I know, I write a lot about her these days, but it’s Friday and I sort of need the easy layup. Plus which it’s a very Noonan kind of story she’s covering — The State of the Union address — and I gotta say it shows both what’s so very old-school and out-of-it about her, and how totally in sync with modern psycho-crazy conservatism she still manages to be.
Noonan is somewhat in sympathy with Biden, who by her lights did the old Reagan cheese ‘n chortles bit: Biden “answered the questions of age and health” and “was vigorous, almost feisty,” she hears — from a former Reagan adviser who’s currently 95 goddamn years old.
And Noonan’s not trying to be funny! She also conveys as credulously the nonagenarian’s claim that Kamala Harris is no good — “California politicos in both parties, he says, were shocked when Biden chose her as vice president in 2020,” Noonan reports — and that Biden actually has to get rid of her — “It’s a messy situation but Biden has to be involved in it.”
It remains SOP to treat Harris as a liability even though no U.S. vice-president, including her, gets much of a chance to do anything but sit there and look Vice-Presidential. It’s mildly interesting that Noonan doesn’t even feint toward an explanation, or mention how much she admires Tim Scott.
But with this Noonan is mainly softening up her reactionary fans for her praise of the ancient warrior Biden, in part for tricking the Republicans into pretending they hadn’t been trying, recently and for years, to destroy Social Security and Medicare:
The Republicans, as we all know, made a mistake in taking his bait. They should have laughed. Instead, when he painted them as dogs they barked and snarled.
You must know this is the opposite of current rightwing strategy, which is to claim Biden lied and that Republicans like Utah Senator Mike Lee were grievously wronged by Biden — notwithstanding that Lee is seen here making who-me faces at Biden despite video evidence that he has openly called for the death of both programs:
Byron York tried this one at the Washington Examiner this week, calling Biden’s claim on GOP designs on the program “BS” before proving, yet again, that it isn’t, by declaring that Medicare must indeed be cut — “just Google ‘Medicare insolvency date,’” a trick they’ve been trying for decades — and that Biden was just hurting these programs by scaring Republicans off saying so and forcing them to instead scream the opposite like injured howler monkeys on the floor of the House, as they did on Tuesday.
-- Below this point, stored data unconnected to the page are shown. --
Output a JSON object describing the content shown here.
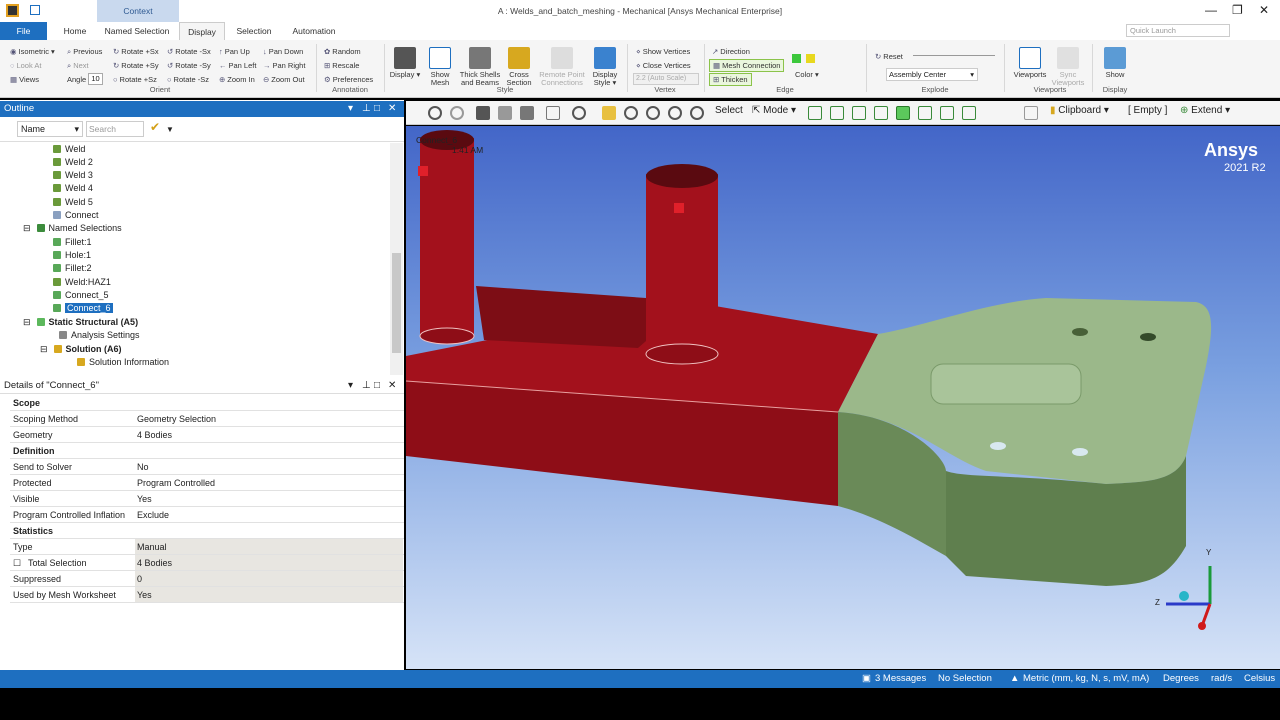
{
  "window": {
    "title": "A : Welds_and_batch_meshing - Mechanical [Ansys Mechanical Enterprise]",
    "context_label": "Context"
  },
  "tabs": [
    "File",
    "Home",
    "Named Selection",
    "Display",
    "Selection",
    "Automation"
  ],
  "quick_launch_placeholder": "Quick Launch",
  "ribbon": {
    "orient": {
      "items": [
        "Isometric",
        "Previous",
        "Rotate +Sx",
        "Rotate -Sx",
        "Pan Up",
        "Pan Down",
        "Look At",
        "Next",
        "Rotate +Sy",
        "Rotate -Sy",
        "Pan Left",
        "Pan Right",
        "Views",
        "Angle",
        "Rotate +Sz",
        "Rotate -Sz",
        "Zoom In",
        "Zoom Out"
      ],
      "angle_value": "10",
      "label": "Orient"
    },
    "annotation": {
      "items": [
        "Random",
        "Rescale",
        "Preferences"
      ],
      "label": "Annotation"
    },
    "style": {
      "items": [
        "Display",
        "Show Mesh",
        "Thick Shells and Beams",
        "Cross Section",
        "Remote Point Connections",
        "Display Style"
      ],
      "label": "Style"
    },
    "vertex": {
      "items": [
        "Show Vertices",
        "Close Vertices"
      ],
      "scale": "2.2 (Auto Scale)",
      "label": "Vertex"
    },
    "edge": {
      "items": [
        "Direction",
        "Mesh Connection",
        "Thicken",
        "Color"
      ],
      "label": "Edge"
    },
    "explode": {
      "reset": "Reset",
      "center": "Assembly Center",
      "label": "Explode"
    },
    "viewports": {
      "items": [
        "Viewports",
        "Sync Viewports"
      ],
      "label": "Viewports"
    },
    "display": {
      "items": [
        "Show"
      ],
      "label": "Display"
    }
  },
  "outline": {
    "title": "Outline",
    "filter_name": "Name",
    "search_placeholder": "Search Outline",
    "items": [
      "Weld",
      "Weld 2",
      "Weld 3",
      "Weld 4",
      "Weld 5",
      "Connect",
      "Named Selections",
      "Fillet:1",
      "Hole:1",
      "Fillet:2",
      "Weld:HAZ1",
      "Connect_5",
      "Connect_6",
      "Static Structural (A5)",
      "Analysis Settings",
      "Solution (A6)",
      "Solution Information"
    ]
  },
  "details": {
    "title": "Details of \"Connect_6\"",
    "rows": [
      {
        "k": "Scope",
        "v": ""
      },
      {
        "k": "Scoping Method",
        "v": "Geometry Selection"
      },
      {
        "k": "Geometry",
        "v": "4 Bodies"
      },
      {
        "k": "Definition",
        "v": ""
      },
      {
        "k": "Send to Solver",
        "v": "No"
      },
      {
        "k": "Protected",
        "v": "Program Controlled"
      },
      {
        "k": "Visible",
        "v": "Yes"
      },
      {
        "k": "Program Controlled Inflation",
        "v": "Exclude"
      },
      {
        "k": "Statistics",
        "v": ""
      },
      {
        "k": "Type",
        "v": "Manual"
      },
      {
        "k": "Total Selection",
        "v": "4 Bodies"
      },
      {
        "k": "Suppressed",
        "v": "0"
      },
      {
        "k": "Used by Mesh Worksheet",
        "v": "Yes"
      }
    ]
  },
  "view_toolbar": {
    "select": "Select",
    "mode": "Mode",
    "clipboard": "Clipboard",
    "empty": "[ Empty ]",
    "extend": "Extend"
  },
  "viewport": {
    "annotation": "Connect_6",
    "time": "1:41 AM",
    "brand": "Ansys",
    "version": "2021 R2",
    "axis_y": "Y",
    "axis_z": "Z"
  },
  "status": {
    "messages": "3 Messages",
    "selection": "No Selection",
    "units": "Metric (mm, kg, N, s, mV, mA)",
    "angle": "Degrees",
    "rate": "rad/s",
    "temp": "Celsius"
  },
  "colors": {
    "accent": "#1e6fc0",
    "red_body": "#a3111c",
    "green_body": "#9bb88a"
  }
}
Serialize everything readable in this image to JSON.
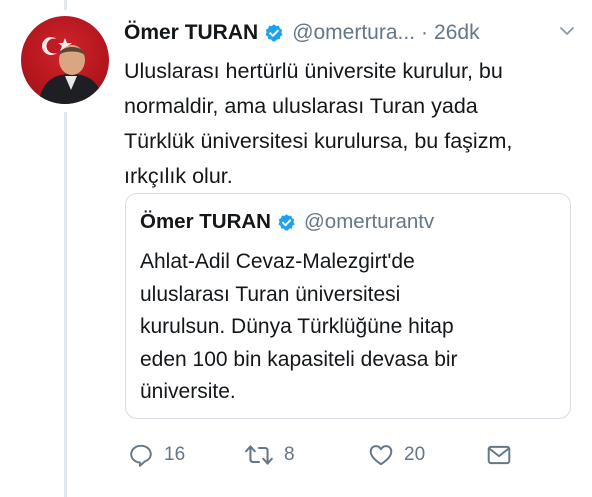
{
  "tweet": {
    "author_name": "Ömer TURAN",
    "handle": "@omertura...",
    "separator": "·",
    "time": "26dk",
    "text_lines": [
      "Uluslarası hertürlü üniversite kurulur, bu",
      "normaldir, ama uluslarası Turan yada",
      "Türklük üniversitesi kurulursa, bu faşizm,",
      "ırkçılık olur."
    ]
  },
  "quoted_tweet": {
    "author_name": "Ömer TURAN",
    "handle": "@omerturantv",
    "text_lines": [
      "Ahlat-Adil Cevaz-Malezgirt'de",
      "uluslarası Turan üniversitesi",
      "kurulsun. Dünya Türklüğüne hitap",
      "eden 100 bin kapasiteli devasa bir",
      "üniversite."
    ]
  },
  "actions": {
    "reply_count": "16",
    "retweet_count": "8",
    "like_count": "20"
  },
  "colors": {
    "verified": "#1da1f2",
    "muted": "#657786",
    "border": "#d7dde2"
  },
  "icons": [
    "verified-badge-icon",
    "chevron-down-icon",
    "reply-icon",
    "retweet-icon",
    "like-icon",
    "message-icon"
  ]
}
Since no one on God’s green earth believes that, Noonan is taking the easy way out — but she still has to show rightwing bona fides: just beating up the black lady won’t cut it. So she tries this:
Some are saying they heard a lot of Bernie Sanders in the speech. I don’t think that’s the headline. The first hour, which contained the parts Mr. Biden’s people wanted the audience to pay attention to, was Trumpian. There was little in it Donald Trump wouldn’t have been happy to say.
Mr. Biden opened with a portrait of decades of economic ruin. The “hollowed out” middle class lost “good paying manufacturing jobs.” “Factories closed down.” “Once thriving cities and towns . . . became shadows of what they used to be.” He evoked the “forgotten,” the “invisible” left behind by 40 years of globalism. “Remember the jobs that went away. You remember them, don’t you? The folks at home remember them.”
This was classic American carnage.
If you are old enough to remember 2017 and the actual Trump “American carnage” inaugural speech, you will know that speech was not about reviving pre-Reagan American industrial and labor policy, as Biden’s State of the Union was, but rather about fear and hatred of Mexican invaders and “the crime, the gangs and the drugs.”
I mean, everyone knows that. Liberals know it; conservatives know it. Why does Noonan pretend not to know it? For the same reason, I guess, that the Wall Street Journal’s editors publish fairy tale stories about the economy — as the old joke goes: You know it’s Moses, I know it’s Moses — business is business.